Obama Urges Grads To Serve Country
MIDDLETOWN, Conn. -- Hundreds of diplomas were handed out Sunday at Wesleyan University, and one baton was passed.
Barack Obama agreed last week to fill in for Edward M. Kennedy as Wesleyan's commencement speaker after his fellow Democratic senator was found to have a cancerous brain tumor.
Obama, whose legions of young supporters have already recalled memories of John F. Kennedy's idealistic followers in the early 1960s, explicitly invoked JFK's New Frontier, as well as the rest of the Kennedy family, as he exhorted the Wesleyan graduates to dedicate themselves to public service.
"I was born the year that . . . John called a generation of Americans to ask their country what they could do. And I came of age at a time when they did it," Obama said. He concluded that today's students should likewise consider giving themselves to a broader cause because "you have an obligation to yourself."

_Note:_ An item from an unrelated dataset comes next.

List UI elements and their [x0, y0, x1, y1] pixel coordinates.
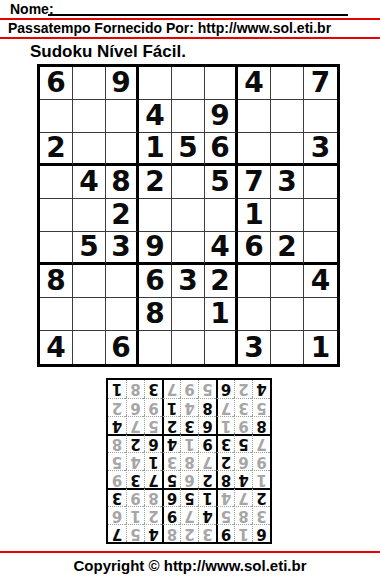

"Because our individual salvation depends on collective salvation," he added. "Because thinking only about yourself, fulfilling your immediate wants and needs, betrays a poverty of ambition. Because it's only when you hitch your wagon to something larger than yourself that you realize your true potential and discover the role you'll play in writing the next great chapter in America's story."
The speech bore strong echoes of Obama's campaign message, though his call for voluntarism and service differed in one key regard. On the stump, Obama gets big applause by saying he would as president offer all college students a $4,000 tax credit to help pay for school -- but only if they commit to public service, such as the Peace Corps or teaching in an inner-city school or working in a homeless shelter.
But he argued Sunday that public service should be unbidden. "Each of you will have the chance to make your own discovery in the years to come. And I say 'chance' because you won't have to take it," he said. "There's no community-service requirement in the real world, no one forcing you to care. You can take your diploma, walk off this stage, and chase only after the big house and the nice suits and all the other things that our money culture says you should buy. You can choose to narrow your concerns and live your life in a way that tries to keep your story separate from America's. But I hope you don't."
Near the close of the speech, he made the link between himself and John Kennedy most explicit -- and in the process voiced some of the increased confidence he has been showing about his chances as the likely Democratic presidential nominee.
"You know, Ted Kennedy often tells a story about the fifth-anniversary celebration of the Peace Corps. He was there, and he asked one of the young Americans why he had chosen to volunteer. And the man replied, 'Because it was the first time someone asked me to do something for my country,' " Obama said. "I don't know how many of you have been asked that question, but after today, you have no excuses. I am asking you, and if I should have the honor of serving this nation as president, I will be asking again in the coming years."